Science Fiction Mysteries Characters


Science fiction and the mystery genre differ in the dates of their origins and in certain of their approaches to fiction. Nevertheless, they are similar in being plot-oriented forms of fiction. Authors in both genres assemble casts of characters and focus on patterns of conflict within the constraints of altered, unusual, and odd backgrounds and contexts. Science fiction writers generally select sets of scientific, technological, or sociological assumptions and then extend them in coordinated ways into unknown and hypothetical futures, presents, or pasts. Within the frameworks the writers create, mysteries abound, but within certain constraints.

Some science fiction writers base their assumptions on logical projections of known science, things that are possible given certain discoveries or conditions in the future, or that may have happened in some unrecorded or long-since-forgotten past, or that may exist even now, somewhere. They create probable or possible futures and alternative or imaginary histories. Other writers, through venturesome speculations, create what might be called future fantasies. These writers base their assumptions on logical projections of factors that cannot now be accepted by science but that are suspected to be possible or on yet-to-be-discovered scientific principles that may one day be accepted as at least probable, no matter how uncertain they appear now. These writers seek readers’ acceptance of the premises on which their stories are based. They construct, through careful detail, scientifically plausible explanations or rationales for their altered settings and their consequences or side effects. The altered settings, having their own histories and subsequent futures, may assume any number of forms, in any time and any place, or in dimensions defined by other parameters. They may involve powers and potentials far greater than those of the human race, typifying the ultimate background for human action, the cosmos.

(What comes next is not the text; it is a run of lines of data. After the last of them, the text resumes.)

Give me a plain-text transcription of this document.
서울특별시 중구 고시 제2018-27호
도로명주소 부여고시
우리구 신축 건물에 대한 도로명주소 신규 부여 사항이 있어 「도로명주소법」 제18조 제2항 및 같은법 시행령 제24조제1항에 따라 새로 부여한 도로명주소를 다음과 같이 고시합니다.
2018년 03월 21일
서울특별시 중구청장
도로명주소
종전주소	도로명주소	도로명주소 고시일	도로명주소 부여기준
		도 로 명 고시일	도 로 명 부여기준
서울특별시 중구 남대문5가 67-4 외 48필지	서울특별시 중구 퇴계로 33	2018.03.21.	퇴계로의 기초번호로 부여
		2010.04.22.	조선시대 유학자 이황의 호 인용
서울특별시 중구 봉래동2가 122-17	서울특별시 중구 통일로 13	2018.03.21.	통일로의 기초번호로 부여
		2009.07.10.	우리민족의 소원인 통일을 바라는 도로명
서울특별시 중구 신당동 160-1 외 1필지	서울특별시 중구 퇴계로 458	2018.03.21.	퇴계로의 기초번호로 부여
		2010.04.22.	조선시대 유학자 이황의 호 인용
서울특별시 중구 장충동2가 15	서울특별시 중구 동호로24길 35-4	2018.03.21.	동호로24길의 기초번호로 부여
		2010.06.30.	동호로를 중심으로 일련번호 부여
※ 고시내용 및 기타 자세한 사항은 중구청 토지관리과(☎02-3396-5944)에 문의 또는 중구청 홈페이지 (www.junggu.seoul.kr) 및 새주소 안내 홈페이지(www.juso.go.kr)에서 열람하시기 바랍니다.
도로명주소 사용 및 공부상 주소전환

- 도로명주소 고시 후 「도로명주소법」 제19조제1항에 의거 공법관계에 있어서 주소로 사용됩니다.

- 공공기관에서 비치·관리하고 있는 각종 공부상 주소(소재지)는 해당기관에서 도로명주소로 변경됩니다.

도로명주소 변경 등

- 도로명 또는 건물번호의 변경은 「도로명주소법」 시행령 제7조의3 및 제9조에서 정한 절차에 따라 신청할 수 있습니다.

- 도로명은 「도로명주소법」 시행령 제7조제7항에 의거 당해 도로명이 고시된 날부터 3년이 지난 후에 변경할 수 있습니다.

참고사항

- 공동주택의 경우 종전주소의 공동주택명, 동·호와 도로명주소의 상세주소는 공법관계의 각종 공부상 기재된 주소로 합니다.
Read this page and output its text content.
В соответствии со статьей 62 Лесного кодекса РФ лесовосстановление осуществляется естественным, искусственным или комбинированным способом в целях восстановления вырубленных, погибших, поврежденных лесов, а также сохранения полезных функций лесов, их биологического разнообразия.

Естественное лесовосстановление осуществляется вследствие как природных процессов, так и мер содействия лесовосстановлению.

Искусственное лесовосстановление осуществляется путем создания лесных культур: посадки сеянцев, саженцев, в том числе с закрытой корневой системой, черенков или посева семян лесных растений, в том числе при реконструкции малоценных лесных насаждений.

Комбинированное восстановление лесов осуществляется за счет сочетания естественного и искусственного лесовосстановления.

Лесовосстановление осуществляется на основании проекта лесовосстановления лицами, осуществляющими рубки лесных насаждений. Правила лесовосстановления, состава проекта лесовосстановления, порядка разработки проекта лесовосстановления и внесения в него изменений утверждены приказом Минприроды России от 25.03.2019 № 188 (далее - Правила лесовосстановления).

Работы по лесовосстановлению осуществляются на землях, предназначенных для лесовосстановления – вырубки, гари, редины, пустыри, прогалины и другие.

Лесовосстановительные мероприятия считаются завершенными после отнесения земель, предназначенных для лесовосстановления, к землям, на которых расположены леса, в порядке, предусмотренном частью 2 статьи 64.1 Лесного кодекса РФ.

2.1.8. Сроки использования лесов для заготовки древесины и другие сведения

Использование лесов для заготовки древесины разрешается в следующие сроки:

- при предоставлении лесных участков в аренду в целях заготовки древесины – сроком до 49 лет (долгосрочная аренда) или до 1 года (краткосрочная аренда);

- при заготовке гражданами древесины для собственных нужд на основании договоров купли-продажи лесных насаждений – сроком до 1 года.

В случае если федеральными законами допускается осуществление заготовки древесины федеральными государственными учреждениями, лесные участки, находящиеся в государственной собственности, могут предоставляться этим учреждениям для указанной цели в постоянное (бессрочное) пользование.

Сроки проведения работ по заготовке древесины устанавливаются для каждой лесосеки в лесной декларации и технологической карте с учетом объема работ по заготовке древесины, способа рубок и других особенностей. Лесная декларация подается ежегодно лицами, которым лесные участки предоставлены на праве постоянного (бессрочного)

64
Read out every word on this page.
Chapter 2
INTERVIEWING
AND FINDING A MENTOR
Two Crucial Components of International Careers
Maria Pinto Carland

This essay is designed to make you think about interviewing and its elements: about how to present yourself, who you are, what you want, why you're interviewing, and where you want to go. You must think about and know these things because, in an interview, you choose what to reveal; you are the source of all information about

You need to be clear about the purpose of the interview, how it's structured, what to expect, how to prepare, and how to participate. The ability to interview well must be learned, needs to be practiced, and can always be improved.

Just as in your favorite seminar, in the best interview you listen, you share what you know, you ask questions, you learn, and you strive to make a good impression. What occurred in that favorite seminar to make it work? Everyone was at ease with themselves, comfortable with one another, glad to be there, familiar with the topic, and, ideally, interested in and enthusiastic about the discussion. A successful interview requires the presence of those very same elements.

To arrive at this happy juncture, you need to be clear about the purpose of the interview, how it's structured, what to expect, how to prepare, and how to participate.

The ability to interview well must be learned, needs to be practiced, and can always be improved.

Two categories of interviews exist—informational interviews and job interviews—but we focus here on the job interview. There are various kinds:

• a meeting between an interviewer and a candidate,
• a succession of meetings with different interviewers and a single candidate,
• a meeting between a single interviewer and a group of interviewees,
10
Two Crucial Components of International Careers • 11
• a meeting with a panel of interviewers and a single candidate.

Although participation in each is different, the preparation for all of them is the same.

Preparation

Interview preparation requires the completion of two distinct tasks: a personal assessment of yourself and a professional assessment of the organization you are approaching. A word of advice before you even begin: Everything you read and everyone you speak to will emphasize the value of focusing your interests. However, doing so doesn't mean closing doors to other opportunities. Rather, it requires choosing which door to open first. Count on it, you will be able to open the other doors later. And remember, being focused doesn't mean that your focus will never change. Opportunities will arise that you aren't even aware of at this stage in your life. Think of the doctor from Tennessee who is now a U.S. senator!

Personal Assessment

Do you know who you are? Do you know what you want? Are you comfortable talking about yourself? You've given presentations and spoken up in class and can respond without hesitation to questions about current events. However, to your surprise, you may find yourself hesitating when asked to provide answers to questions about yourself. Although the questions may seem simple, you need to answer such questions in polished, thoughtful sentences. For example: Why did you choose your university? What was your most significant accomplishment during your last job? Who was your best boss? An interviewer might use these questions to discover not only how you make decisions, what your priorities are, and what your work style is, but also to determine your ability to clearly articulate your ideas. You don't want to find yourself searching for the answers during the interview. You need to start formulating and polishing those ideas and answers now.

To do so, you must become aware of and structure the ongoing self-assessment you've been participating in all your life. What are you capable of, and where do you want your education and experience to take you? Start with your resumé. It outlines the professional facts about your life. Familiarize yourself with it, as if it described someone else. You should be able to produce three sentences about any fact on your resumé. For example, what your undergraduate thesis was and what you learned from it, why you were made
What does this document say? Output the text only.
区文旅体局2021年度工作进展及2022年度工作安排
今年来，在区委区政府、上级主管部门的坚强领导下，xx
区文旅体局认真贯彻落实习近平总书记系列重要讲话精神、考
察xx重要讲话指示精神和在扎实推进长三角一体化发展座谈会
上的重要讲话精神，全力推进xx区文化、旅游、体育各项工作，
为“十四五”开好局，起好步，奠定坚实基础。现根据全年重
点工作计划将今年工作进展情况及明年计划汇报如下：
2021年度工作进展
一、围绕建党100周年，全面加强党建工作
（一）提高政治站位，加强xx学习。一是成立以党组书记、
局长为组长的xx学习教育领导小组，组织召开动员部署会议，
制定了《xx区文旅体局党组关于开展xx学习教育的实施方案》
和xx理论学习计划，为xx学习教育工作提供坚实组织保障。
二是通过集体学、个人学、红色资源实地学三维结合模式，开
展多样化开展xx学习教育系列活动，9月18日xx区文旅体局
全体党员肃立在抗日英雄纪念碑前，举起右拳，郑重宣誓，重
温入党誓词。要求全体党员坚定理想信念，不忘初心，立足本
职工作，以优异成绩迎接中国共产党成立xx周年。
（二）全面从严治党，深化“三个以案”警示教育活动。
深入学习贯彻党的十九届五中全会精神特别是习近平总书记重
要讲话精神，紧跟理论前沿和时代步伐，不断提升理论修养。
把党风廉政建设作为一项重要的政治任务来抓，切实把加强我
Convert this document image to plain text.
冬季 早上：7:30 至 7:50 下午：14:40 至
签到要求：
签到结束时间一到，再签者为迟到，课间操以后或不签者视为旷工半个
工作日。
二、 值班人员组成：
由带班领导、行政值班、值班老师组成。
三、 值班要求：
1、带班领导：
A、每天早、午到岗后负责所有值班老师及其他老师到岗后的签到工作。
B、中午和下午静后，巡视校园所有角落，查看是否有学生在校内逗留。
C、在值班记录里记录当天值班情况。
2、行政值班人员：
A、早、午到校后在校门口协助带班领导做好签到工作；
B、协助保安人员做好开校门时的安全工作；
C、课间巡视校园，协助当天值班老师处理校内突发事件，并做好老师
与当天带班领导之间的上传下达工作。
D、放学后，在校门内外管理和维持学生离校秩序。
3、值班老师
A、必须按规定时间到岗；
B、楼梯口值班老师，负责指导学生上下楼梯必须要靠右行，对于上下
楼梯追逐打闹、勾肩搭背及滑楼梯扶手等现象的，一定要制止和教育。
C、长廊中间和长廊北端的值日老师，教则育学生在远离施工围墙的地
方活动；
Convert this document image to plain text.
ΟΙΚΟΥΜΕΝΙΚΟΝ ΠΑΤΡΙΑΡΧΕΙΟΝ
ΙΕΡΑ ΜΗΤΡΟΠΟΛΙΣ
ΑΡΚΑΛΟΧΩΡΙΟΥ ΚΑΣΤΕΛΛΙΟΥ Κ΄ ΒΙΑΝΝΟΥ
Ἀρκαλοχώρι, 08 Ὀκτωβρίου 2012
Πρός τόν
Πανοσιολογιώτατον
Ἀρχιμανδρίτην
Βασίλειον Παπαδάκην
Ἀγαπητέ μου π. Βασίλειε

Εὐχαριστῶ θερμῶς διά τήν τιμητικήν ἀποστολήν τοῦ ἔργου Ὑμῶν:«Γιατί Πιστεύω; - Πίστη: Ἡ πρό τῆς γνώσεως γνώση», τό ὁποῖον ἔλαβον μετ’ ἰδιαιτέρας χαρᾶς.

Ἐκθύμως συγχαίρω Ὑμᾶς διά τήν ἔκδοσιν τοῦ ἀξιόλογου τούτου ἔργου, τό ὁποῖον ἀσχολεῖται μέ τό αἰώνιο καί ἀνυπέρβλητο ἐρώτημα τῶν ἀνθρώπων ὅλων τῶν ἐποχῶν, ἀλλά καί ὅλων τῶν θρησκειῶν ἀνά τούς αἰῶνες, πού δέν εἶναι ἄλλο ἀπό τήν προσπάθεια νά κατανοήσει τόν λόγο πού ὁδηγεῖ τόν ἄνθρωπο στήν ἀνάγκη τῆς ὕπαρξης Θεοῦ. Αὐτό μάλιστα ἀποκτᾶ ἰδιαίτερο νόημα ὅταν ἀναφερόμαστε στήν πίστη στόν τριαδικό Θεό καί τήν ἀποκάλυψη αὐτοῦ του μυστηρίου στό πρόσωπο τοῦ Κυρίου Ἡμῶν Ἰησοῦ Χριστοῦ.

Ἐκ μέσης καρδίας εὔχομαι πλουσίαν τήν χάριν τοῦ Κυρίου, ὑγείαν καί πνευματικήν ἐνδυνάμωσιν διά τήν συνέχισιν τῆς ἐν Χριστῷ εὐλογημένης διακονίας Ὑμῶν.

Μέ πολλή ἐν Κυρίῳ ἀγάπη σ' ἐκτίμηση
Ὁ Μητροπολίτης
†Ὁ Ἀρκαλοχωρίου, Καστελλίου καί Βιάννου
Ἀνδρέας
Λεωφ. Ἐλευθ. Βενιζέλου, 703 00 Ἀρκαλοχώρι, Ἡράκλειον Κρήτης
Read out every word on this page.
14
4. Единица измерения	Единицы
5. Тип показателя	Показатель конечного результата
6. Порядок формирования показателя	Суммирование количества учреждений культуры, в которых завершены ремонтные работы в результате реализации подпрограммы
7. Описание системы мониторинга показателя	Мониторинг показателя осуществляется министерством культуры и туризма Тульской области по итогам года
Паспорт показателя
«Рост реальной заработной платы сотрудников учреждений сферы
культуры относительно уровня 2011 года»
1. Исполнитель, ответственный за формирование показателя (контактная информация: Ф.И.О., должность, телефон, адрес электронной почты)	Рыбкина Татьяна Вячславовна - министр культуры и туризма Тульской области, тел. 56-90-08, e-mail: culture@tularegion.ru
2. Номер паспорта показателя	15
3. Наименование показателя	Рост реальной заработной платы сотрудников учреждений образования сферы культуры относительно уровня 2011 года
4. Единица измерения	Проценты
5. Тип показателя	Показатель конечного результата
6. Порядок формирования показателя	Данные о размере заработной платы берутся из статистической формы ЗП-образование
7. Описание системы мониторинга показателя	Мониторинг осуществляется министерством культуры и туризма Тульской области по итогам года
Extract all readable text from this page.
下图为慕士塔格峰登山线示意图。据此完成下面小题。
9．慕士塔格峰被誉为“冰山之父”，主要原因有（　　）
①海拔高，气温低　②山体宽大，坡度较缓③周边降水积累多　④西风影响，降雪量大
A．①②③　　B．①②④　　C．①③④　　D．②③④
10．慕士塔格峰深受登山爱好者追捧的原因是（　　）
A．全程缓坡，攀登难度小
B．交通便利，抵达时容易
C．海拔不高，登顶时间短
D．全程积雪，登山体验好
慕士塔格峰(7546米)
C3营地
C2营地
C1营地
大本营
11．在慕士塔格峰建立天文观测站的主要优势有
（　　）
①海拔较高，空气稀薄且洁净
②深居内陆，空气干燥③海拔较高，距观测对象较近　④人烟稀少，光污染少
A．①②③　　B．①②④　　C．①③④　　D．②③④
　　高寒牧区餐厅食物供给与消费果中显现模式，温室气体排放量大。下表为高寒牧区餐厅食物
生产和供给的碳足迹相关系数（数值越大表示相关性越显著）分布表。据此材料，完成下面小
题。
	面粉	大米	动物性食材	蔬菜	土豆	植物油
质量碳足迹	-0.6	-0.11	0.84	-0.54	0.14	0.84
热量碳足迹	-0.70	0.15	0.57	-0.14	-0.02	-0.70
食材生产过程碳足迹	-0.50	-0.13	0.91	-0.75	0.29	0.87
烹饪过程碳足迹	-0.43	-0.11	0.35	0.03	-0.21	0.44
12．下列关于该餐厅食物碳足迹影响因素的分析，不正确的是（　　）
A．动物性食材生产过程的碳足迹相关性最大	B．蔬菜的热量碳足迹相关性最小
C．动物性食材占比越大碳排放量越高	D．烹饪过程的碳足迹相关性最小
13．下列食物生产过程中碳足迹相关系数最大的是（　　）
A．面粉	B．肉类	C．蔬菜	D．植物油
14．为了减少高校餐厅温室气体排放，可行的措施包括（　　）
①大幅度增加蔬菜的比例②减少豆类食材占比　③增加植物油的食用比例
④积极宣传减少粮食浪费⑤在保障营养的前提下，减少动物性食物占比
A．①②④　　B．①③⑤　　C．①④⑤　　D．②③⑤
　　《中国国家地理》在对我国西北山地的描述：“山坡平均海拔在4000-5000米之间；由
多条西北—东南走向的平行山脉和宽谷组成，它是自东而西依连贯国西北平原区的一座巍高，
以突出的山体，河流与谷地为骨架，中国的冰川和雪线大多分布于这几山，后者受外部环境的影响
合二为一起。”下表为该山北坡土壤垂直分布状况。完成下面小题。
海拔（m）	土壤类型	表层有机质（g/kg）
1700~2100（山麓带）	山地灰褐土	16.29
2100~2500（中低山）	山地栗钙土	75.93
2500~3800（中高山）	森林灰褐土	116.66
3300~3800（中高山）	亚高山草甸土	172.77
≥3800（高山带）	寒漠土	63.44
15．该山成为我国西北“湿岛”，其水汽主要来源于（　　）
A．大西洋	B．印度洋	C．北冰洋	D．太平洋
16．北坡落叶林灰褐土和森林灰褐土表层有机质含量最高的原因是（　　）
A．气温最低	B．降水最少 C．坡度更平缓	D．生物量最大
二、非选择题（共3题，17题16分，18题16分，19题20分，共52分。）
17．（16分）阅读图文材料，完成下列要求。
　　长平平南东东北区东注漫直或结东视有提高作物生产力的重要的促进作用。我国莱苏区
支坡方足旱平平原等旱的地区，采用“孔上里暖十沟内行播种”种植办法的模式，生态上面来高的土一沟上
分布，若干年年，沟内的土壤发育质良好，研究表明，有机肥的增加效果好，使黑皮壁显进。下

Characters and Context in Science Fiction

Science fiction writers create characters who are shaped by their special environments, which may have their own physical constants or laws, and their characters are shaped by the social conventions of those environments. Science fiction characters may can be nonhuman, or altered human beings. In such cases, their creators may, as with human characters of the remote past or far future, greatly alter or expand the range of perception, traits, and motivations of such characters. Alien characters may have their own unique physical structures, chemical organizations, and sensory mechanisms. Although such characters are likely to differ from human beings physically, they—like humans—have basic goals, dreams, objectives, motives, adventures, and torments that readers can share.

Science fiction writers must depict characters whose actions and attitudes stem from their individual natures and must impart to them, or to what they are to become, some degree of sympathy. Writers generally avoid the kind of introspective character probing found in traditional fiction, since it would be intrusive in a literary form whose power, mystery, and wonder arise from the intersections of the characters and the problems to be solved and situations to be faced. Characters often follow some version of the scientific method that shapes their commitments to what they are doing or hope to do. Conflict can, however, arise from personal problems that must be solved, at least to some degree, so the main problems can be worked out. Still, the kind of conflict the characters experience involves aspects of the greatest of factors, outside of and beyond the self: the transformative power of science and technology or the mysteries of space and time, matter and energy, life and death. Suspense and tension arise from watching characters struggle against frontiers extending to infinity.